Как-то вечером, когда я вернулся домой, она сказала мне с глубоким удовлетворением:
— Слава богу! Теперь у меня есть с кем на ночь помолиться! Сегодня мы вознесем молитву милосердному хранителю, чтобы не стряслось никакой беды с Герардо — ведь он едет в Гуанакасте.
Пришлось мне опуститься на колени перед изображением ангела-хранителя и повторять за доньей Фортунатой слова длиннейшей, путаной и непонятной молитвы. С тех пор, едва наступал вечер, я торопился удрать в библиотеку под тем предлогом, что для моей будущей работы мне необходимо заниматься математикой.

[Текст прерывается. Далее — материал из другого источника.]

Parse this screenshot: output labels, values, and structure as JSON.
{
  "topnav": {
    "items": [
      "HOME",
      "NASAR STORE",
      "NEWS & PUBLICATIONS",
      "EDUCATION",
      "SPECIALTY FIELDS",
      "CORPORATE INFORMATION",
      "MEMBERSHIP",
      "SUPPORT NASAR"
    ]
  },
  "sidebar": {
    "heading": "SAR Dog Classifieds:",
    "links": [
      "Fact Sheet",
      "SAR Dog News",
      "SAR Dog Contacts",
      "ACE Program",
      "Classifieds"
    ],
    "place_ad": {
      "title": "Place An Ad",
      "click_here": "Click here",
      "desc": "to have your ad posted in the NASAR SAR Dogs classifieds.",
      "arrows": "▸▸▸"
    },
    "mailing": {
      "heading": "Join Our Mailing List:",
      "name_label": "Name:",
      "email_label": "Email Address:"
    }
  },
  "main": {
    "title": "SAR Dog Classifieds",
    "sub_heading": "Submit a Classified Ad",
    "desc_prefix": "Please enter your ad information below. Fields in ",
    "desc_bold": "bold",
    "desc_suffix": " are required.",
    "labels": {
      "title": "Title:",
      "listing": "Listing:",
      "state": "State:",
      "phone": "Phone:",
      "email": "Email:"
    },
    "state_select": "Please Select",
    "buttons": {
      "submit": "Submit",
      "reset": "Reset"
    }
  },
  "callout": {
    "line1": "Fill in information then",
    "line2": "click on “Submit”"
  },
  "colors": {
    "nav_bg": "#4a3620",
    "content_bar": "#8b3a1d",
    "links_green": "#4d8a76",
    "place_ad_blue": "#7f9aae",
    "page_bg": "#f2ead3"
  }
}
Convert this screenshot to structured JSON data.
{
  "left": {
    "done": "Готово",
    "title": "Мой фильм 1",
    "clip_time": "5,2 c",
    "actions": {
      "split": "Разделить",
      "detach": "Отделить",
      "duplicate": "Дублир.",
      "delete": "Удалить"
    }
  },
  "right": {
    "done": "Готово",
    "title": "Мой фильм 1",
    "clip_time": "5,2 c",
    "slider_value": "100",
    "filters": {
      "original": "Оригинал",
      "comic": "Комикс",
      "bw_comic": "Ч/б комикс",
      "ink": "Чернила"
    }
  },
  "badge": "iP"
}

Жизнь моя текла спокойно и счастливо, донья Фортуната заботилась обо мне; днем я работал в мастерских, вечера проводил в библиотеке, где меня ждали интересные книги. Через три месяца я получил прибавку до колона в день; надев впервые в жизни длинные мужские штаны, я отправился в Алахвэлу, чтобы рассказать обо всем матери и помириться с ней. Мать, пролившая немало слез из-за моего внезапного решения покинуть Институт, в конце концов утешилась мыслью, что сын ее станет искусным механиком.
Она надавала мне кучу советов и просила навещать ее почаще. В столицу я вернулся на седьмом небе от счастья, и с тех пор каждый месяц приезжал в Алахвэлу по бесплатному билету, подаренному мне администратором.
* * *
Прошел год. Я уже зарабатывал полтора колона в день и каждые две недели торжественно вручал конверт с моим жалованьем донье Фортунате якобы для оплаты жилья и питания, однако в действительности она покупала мне на эти деньги одежду и обувь, а перед моей поездкой в Алахвэлу снабжала меня деньгами на подарок матери.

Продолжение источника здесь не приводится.